Even though there are notable differences in governance and appearance, the settlements of ancient humans function in many of the same ways as the modern cities do. New findings from the University of Colorado and Santa Fe Institute have revealed these similarities.

Efficiencies and Productivity

The research has revealed that as popular cities flourish, so does their productivity and efficiency. In an urban infrastructure, the population outpaces the cities development. A good example is when the good production and services begins to outpace the population. These patterns reveal a surprising level of predictability and mathematical regularity. This phenomenon is referred to as urban scaling.

Has This Pattern Always Been True?

There are trends that have occurred that are not particular just to modern times. SFI Professor Luis Bettencourt researched urban dynamics. He is the lead investigator for the Scaling and Sustainability research program in SFI Cities. At a talk in 2013 about urban scaling theories, he met up with Scott Ortman a professor from CU Boulder. The discussion they held inspired a research project about the effects that the size of a city has had on history.

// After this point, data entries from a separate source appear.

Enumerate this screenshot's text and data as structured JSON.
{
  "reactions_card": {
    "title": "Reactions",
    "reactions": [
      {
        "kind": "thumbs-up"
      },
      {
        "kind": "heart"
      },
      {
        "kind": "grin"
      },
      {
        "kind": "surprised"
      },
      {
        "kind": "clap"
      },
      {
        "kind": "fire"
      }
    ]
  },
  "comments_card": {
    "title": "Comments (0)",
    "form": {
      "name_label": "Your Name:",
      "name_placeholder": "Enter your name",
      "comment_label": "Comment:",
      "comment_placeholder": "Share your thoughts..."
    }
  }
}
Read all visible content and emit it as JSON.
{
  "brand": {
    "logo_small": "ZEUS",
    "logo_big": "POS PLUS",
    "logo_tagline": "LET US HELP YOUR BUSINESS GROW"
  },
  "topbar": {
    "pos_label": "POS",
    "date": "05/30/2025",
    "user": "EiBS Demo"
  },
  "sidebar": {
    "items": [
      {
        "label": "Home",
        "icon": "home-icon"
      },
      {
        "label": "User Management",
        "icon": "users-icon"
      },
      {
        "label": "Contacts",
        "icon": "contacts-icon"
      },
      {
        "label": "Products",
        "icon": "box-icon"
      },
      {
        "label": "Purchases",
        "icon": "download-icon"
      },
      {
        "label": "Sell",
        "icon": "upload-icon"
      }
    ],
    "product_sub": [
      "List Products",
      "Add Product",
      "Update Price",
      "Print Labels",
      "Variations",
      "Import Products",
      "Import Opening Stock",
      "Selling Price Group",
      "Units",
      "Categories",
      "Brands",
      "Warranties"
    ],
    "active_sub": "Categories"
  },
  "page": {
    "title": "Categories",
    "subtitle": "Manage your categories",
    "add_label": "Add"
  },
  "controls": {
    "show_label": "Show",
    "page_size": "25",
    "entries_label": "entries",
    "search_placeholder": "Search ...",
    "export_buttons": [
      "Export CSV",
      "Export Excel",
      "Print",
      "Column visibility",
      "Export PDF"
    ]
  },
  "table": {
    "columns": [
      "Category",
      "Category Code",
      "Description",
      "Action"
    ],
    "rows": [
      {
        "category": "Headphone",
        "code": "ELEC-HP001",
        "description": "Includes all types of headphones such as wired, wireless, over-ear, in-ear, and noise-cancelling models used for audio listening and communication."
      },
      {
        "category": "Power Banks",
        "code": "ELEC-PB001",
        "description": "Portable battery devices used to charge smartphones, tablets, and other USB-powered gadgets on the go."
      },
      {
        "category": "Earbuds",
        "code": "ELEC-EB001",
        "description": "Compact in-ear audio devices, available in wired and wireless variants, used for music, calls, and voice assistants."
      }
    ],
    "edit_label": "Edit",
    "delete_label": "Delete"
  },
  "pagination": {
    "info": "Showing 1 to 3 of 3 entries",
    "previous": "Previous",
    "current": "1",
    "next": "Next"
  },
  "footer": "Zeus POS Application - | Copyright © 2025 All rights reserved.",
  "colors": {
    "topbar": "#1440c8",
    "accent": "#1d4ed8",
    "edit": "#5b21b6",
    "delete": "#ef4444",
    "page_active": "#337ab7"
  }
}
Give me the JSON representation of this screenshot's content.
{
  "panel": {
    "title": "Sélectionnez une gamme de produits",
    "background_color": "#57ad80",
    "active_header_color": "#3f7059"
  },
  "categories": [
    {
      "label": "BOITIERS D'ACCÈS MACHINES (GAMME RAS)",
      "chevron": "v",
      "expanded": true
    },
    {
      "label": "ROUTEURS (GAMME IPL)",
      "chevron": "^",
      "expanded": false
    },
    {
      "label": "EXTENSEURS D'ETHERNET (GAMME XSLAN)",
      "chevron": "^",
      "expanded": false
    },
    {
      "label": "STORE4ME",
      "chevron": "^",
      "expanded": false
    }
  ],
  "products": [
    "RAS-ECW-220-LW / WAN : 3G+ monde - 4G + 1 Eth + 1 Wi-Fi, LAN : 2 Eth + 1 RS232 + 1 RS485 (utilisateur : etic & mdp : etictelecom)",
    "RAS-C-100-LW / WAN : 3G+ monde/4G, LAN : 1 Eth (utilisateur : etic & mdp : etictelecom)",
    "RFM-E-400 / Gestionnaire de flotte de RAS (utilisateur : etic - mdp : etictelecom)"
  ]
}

In order to test their theories, they compiled and examined archaeological data delivered from the Mexico Basin that is also known as Mexico City. Before the population began to explode, the surveyors examined all of their ancient settlements. This spans 2000 years through four cultural eras in Mesoamerica pre-contact.

Gathering Results

This data compiled by the research team analyzed ancient temples and houses so they could properly estimate densities and populations. It also considers the construction rates and sizes of buildings and monuments and the intensity in which they were used.

According to the results revealed, the larger the ancient settlement was, the more productivity there was.

People have believed for years that because of democracy, industrialization, and capitalism, the worlds of the past were radically different from the modern world as we know it today. In actuality that really isn’t true. The socioeconomic patterns of the modern civilations, were the fundamental drivers is what was found to precede that.

The results also suggest that the main ingredients of productivity and density in the population of human societies goes much deeper and revolves around the challenges and opportunities for organization of the human social network. Even though the researchers were happy to receive these results, it was just one step in the process. Continued studies will move forward to study the factors that can lead an urban system to collapse, grown, and emerge.